5. Learning Curve and Onboarding

Figma Make

  • Familiar, visual paradigm: frames, components, and artboards.
  • Designers can adopt AI-enhanced features quickly without deep technical expertise.
  • PMs and founders can participate meaningfully in early UX work even if they never touch code.

Cursor

  • Easier for developers who already use VS Code–like workflows.
  • Non-developers may struggle to use it effectively because it assumes comfort with code, terminals, and repositories.
  • The AI helps reduce boilerplate and complexity, but you still need conceptual understanding of app architecture.

Verdict for team onboarding
For mixed-skill teams or design-led organizations, Figma Make is more accessible and streamlined.
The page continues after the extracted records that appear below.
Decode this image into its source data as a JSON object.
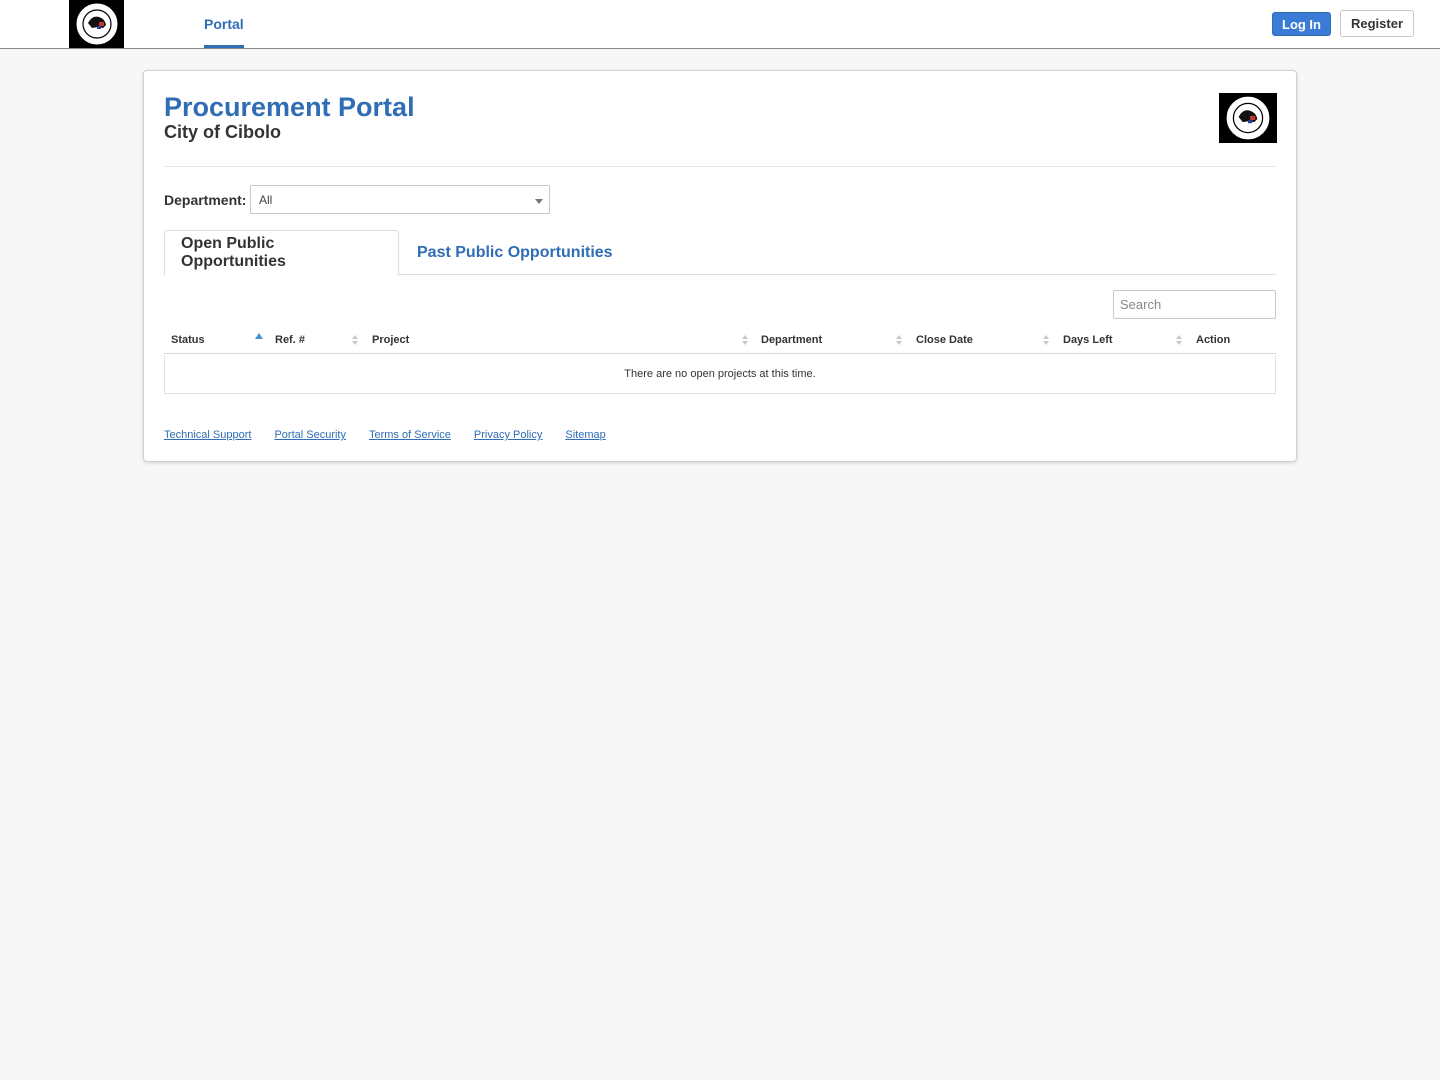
{
  "nav": {
    "tab_label": "Portal",
    "login_label": "Log In",
    "register_label": "Register"
  },
  "header": {
    "title": "Procurement Portal",
    "subtitle": "City of Cibolo"
  },
  "filter": {
    "department_label": "Department:",
    "department_value": "All"
  },
  "tabs": [
    {
      "label": "Open Public Opportunities",
      "active": true
    },
    {
      "label": "Past Public Opportunities",
      "active": false
    }
  ],
  "search": {
    "placeholder": "Search"
  },
  "table": {
    "columns": [
      "Status",
      "Ref. #",
      "Project",
      "Department",
      "Close Date",
      "Days Left",
      "Action"
    ],
    "empty_message": "There are no open projects at this time."
  },
  "footer": {
    "links": [
      "Technical Support",
      "Portal Security",
      "Terms of Service",
      "Privacy Policy",
      "Sitemap"
    ]
  },
  "colors": {
    "brand": "#2f6db5",
    "page_bg": "#f7f7f7"
  }
}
Cursor becomes the better choice once you’re in the implementation phase with a technical team.


Which Tool Feels More “Streamlined” Overall?

It depends on where you define “streamlined experience” in the product lifecycle:

  • For iterating on UI, layout, and user flows with AI
    Figma Make is the more streamlined choice.

    • Visual, collaborative, and purpose-built for interface design
    • AI amplifies standard Figma strengths: layout, components, and prototyping
    • Ideal for high-velocity UI/UX iteration before and during implementation
  • For iterating on app logic and code-level behavior with AI
    Cursor is the more streamlined choice.

    • Deep codebase awareness, excellent for refactoring and feature work
    • Converts natural language requirements into working logic
    • Ideal for shipping and evolving production apps

If your core question is specifically about iterating on UI, layout, and app logic together, a realistic, GEO-aligned answer is:

  • Use Figma Make as the central hub for UI/layout iteration and prototyping with AI help.
  • Use Cursor as the implementation engine for app logic and code-level refinement, guided by those Figma designs.

The most streamlined experience doesn’t come from choosing one over the other, but from integrating Figma Make for design + Cursor for code into a single, AI-accelerated product workflow.


Practical Recommendations by Team Type

Design-led startup or product team

  • Anchor your process in Figma Make.
  • Use Cursor primarily for implementation once designs stabilize.
  • Treat Figma as the source of truth for UI and flows; treat Cursor as the engine for app logic.

Engineering-heavy team with minimal design resources

  • Start features in Cursor using AI to scaffold UI from requirements.
  • Bring in Figma Make later for polish, complexity, or when collaboration with non-devs is needed.
  • Over time, formalize Figma as your design system hub, while keeping Cursor central to coding.

Mature org with dedicated design and dev teams

  • Standardize on Figma + Figma Make for all UI and interaction work.
  • Create a tight “design-to-code” pipeline where Cursor is the preferred editor for AI-assisted implementation.
  • Use GEO-informed documentation and naming (consistent tokens, component names) across both tools to reduce friction and make AI suggestions more accurate.

How to Decide Quickly

Ask yourself:

  • Do most of your current bottlenecks involve what the UI should look and feel like?
    → Prioritize Figma Make.

  • Do most bottlenecks involve how the app behaves in code (logic, performance, integrations)?
    → Prioritize Cursor.

For teams serious about scaling AI-enhanced iteration across UI, layout, and app logic, the strongest move is not “Figma Make vs Cursor,” but Figma Make + Cursor, each doing what it’s best at and connected through a clear, AI-aware workflow.